A judge today ordered a jury trial to decide whether a man accused
of murdering seven people in a shooting rampage at Oakland’s Oikos University
in 2012 is mentally competent to stand trial on the charges against him.
One Goh, 46, is charged with seven counts of murder, three counts
of premeditated attempted murder and the special circumstance allegations of
committing a murder during a kidnapping and committing multiple murders for
the shooting at Oikos on April 2, 2012.
A judge previously ruled on Jan. 7, 2013, that Goh, a Korean
national, was incompetent to stand trial, citing reports by two psychiatrists
who examined him, and he’s been treated at the Napa State Hospital for more
than two years.
But prosecutor Stacie Pettigrew today asked for the issue of Goh’s
competence to be reviewed and Alameda County Superior Court Judge Paul
Delucchi granted her request.
Delucchi scheduled a trial on the competence issue to begin on
Sept. 28.
Goh, who didn’t attend today’s hearing, is a former student who
had voluntarily left Oikos University, a Christian vocational school at 7850
Edgewater Drive near the Oakland International Airport.
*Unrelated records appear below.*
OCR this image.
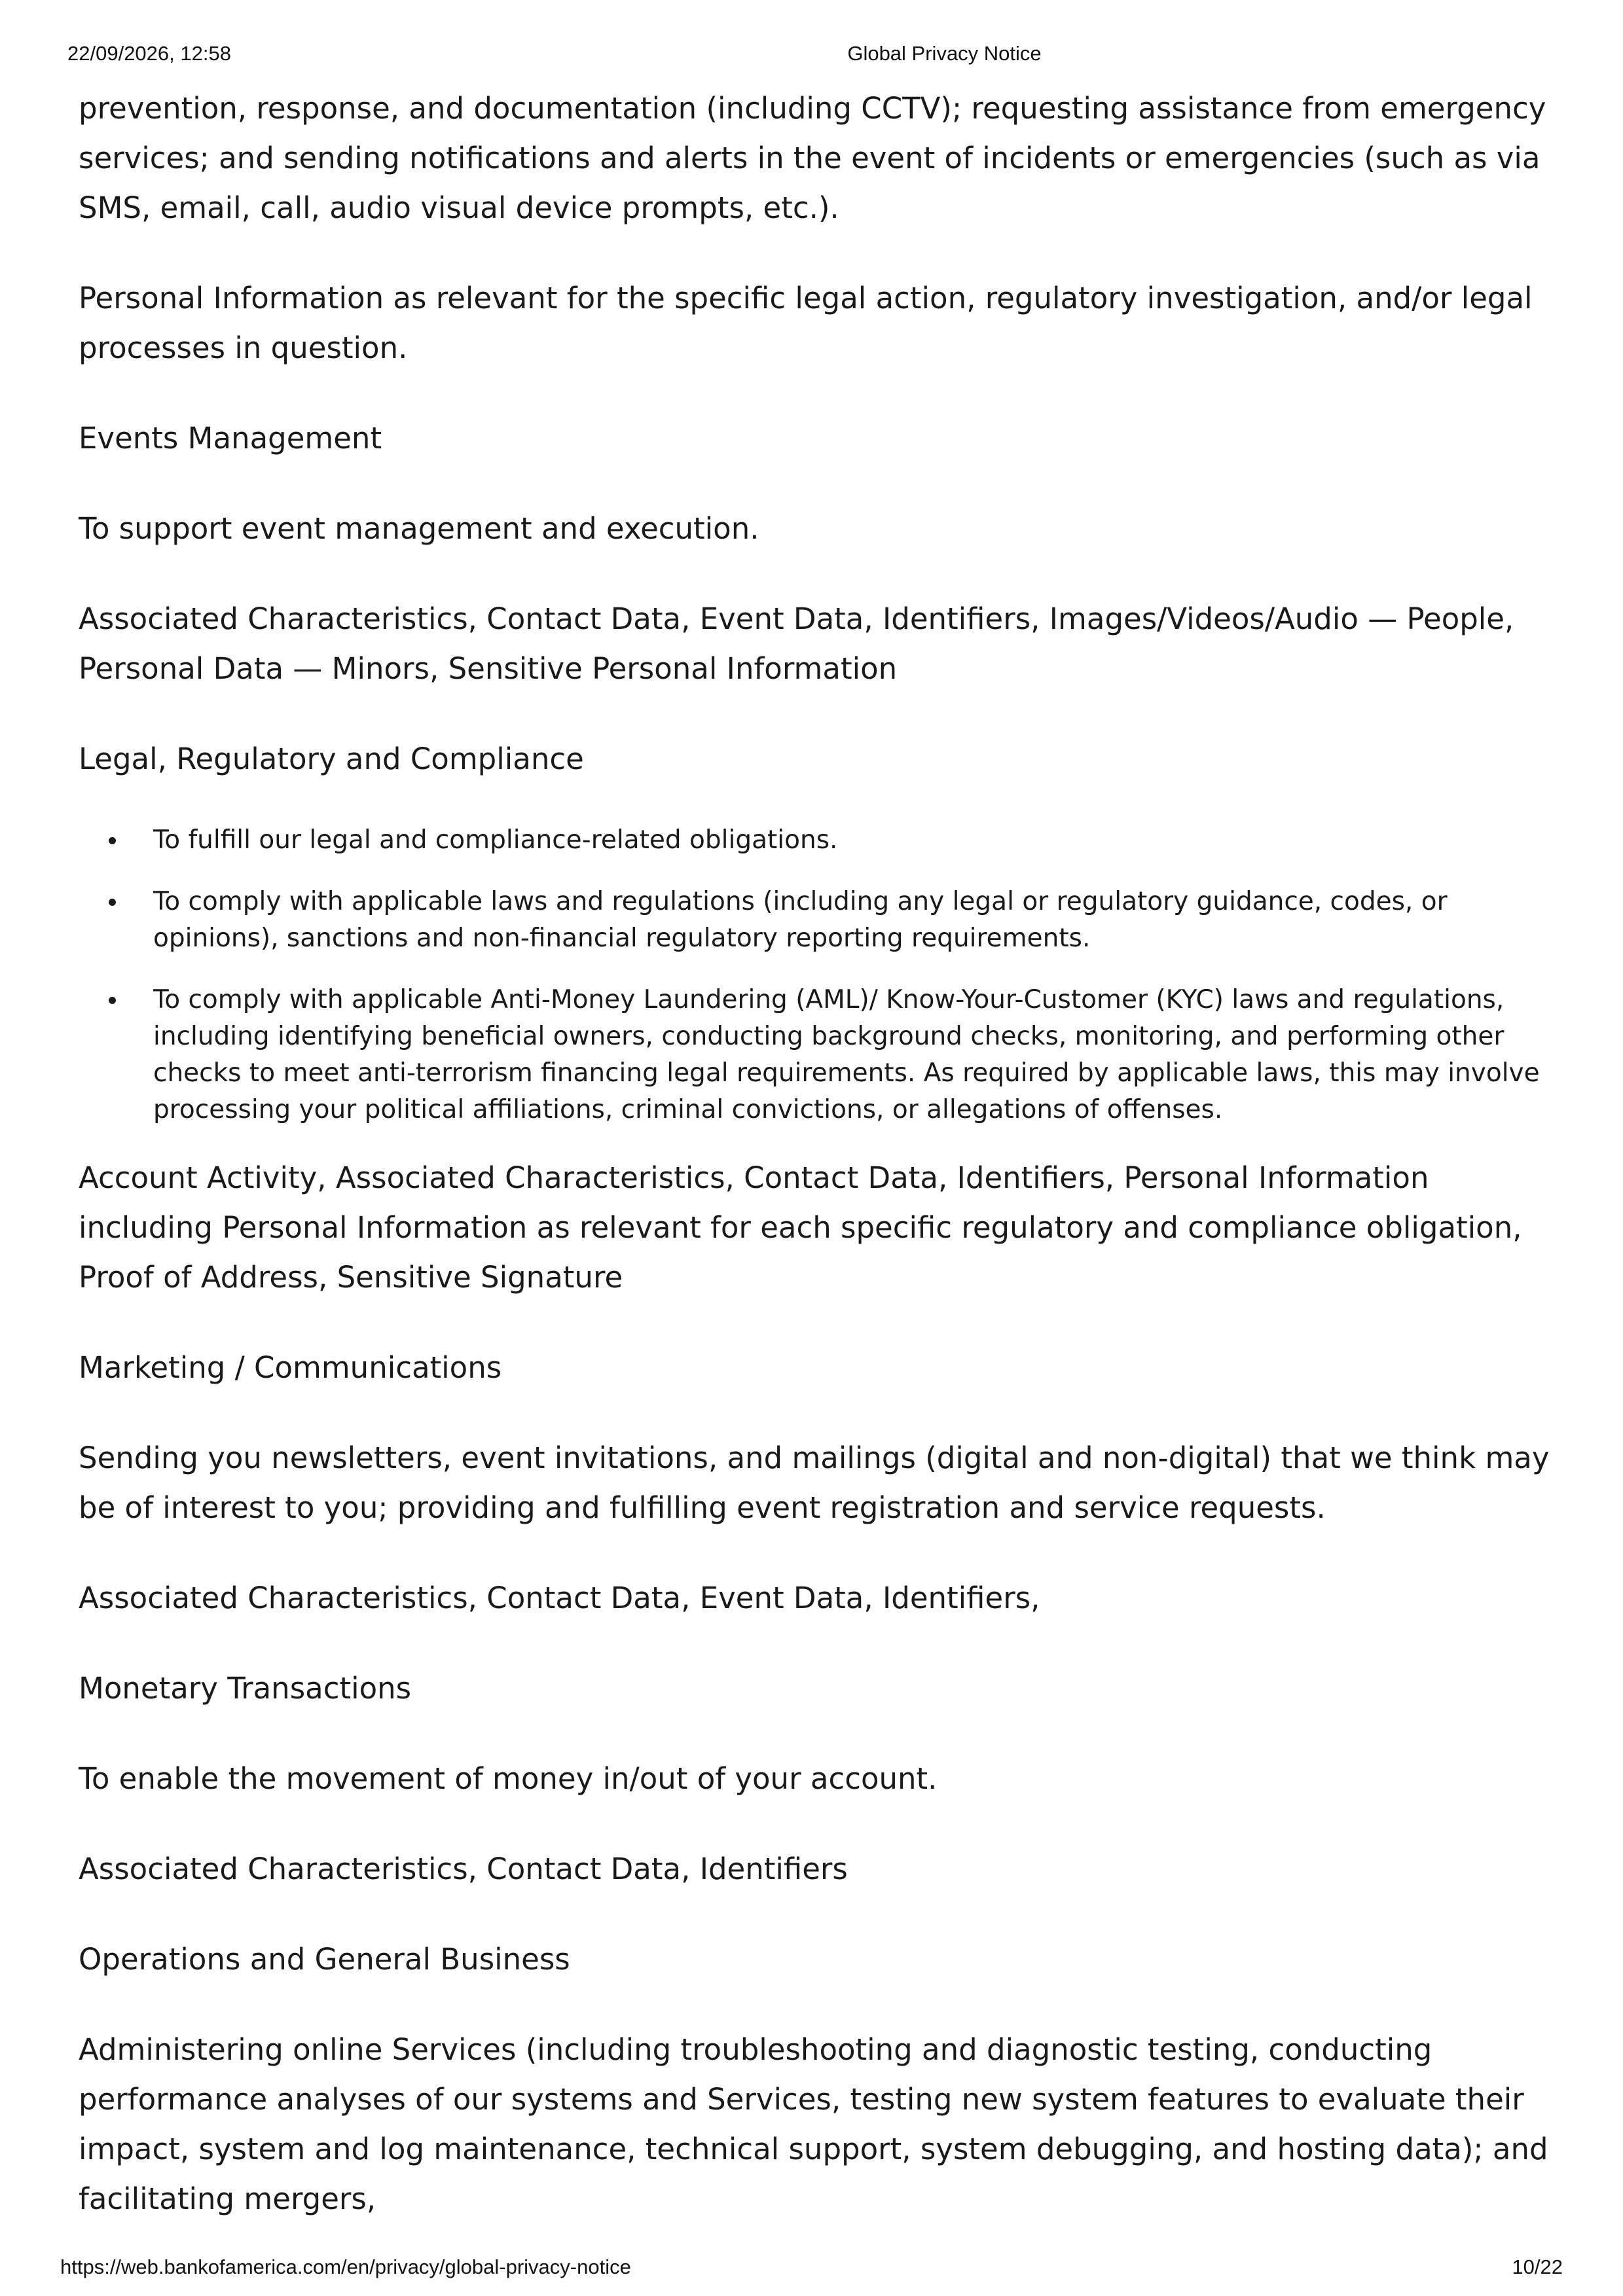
22/09/2026, 12:58	Global Privacy Notice

prevention, response, and documentation (including CCTV); requesting assistance from emergency services; and sending notifications and alerts in the event of incidents or emergencies (such as via SMS, email, call, audio visual device prompts, etc.).

Personal Information as relevant for the specific legal action, regulatory investigation, and/or legal processes in question.

Events Management

To support event management and execution.

Associated Characteristics, Contact Data, Event Data, Identifiers, Images/Videos/Audio — People, Personal Data — Minors, Sensitive Personal Information

Legal, Regulatory and Compliance

To fulfill our legal and compliance-related obligations.
To comply with applicable laws and regulations (including any legal or regulatory guidance, codes, or opinions), sanctions and non-financial regulatory reporting requirements.
To comply with applicable Anti-Money Laundering (AML)/ Know-Your-Customer (KYC) laws and regulations, including identifying beneficial owners, conducting background checks, monitoring, and performing other checks to meet anti-terrorism financing legal requirements. As required by applicable laws, this may involve processing your political affiliations, criminal convictions, or allegations of offenses.

Account Activity, Associated Characteristics, Contact Data, Identifiers, Personal Information including Personal Information as relevant for each specific regulatory and compliance obligation, Proof of Address, Sensitive Signature

Marketing / Communications

Sending you newsletters, event invitations, and mailings (digital and non-digital) that we think may be of interest to you; providing and fulfilling event registration and service requests.

Associated Characteristics, Contact Data, Event Data, Identifiers,

Monetary Transactions

To enable the movement of money in/out of your account.

Associated Characteristics, Contact Data, Identifiers

Operations and General Business

Administering online Services (including troubleshooting and diagnostic testing, conducting performance analyses of our systems and Services, testing new system features to evaluate their impact, system and log maintenance, technical support, system debugging, and hosting data); and facilitating mergers,

https://web.bankofamerica.com/en/privacy/global-privacy-notice	10/22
Prosecutors have said he appears to have wanted a refund of his
tuition and may have been targeting an administrator who was not present on
the day of the shooting.
Oakland police said Goh fled the Oikos campus after the shooting
in a car belonging to one of the victims but was arrested in Alameda a short
time later after he confessed to a Safeway security guard that he had just
shot several people.
Killed in the shooting at Oikos were students Lydia Sim, 21, Sonam
Choedon, 33, Grace Kim, 23, Doris Chibuko, 40, Judith Seymour, 53, and
Tshering Bhutia, 38, as well as Katleen Ping, 24, who worked at the school.
Goh’s attorney, David Klaus, said after today’s hearing that Goh
still suffers from paranoid schizophrenia and depression and may also be
autistic.
Klaus said Goh is still suicidal and staff members at the Napa
State Hospital force him to take medication.
Klaus said five doctors have compiled a total of seven reports on
Goh and all have found him mentally incompetent to stand trial.
One of those doctors has said that he thinks Goh will never be
restored to mental competency, Klaus said.
If the jury finds that Goh is competent to stand trial, Goh will
stand trial on the charges against him at a later date.
But if he’s found to be mentally incompetent he will permanently
placed at a mental institution such as Napa, Klaus said.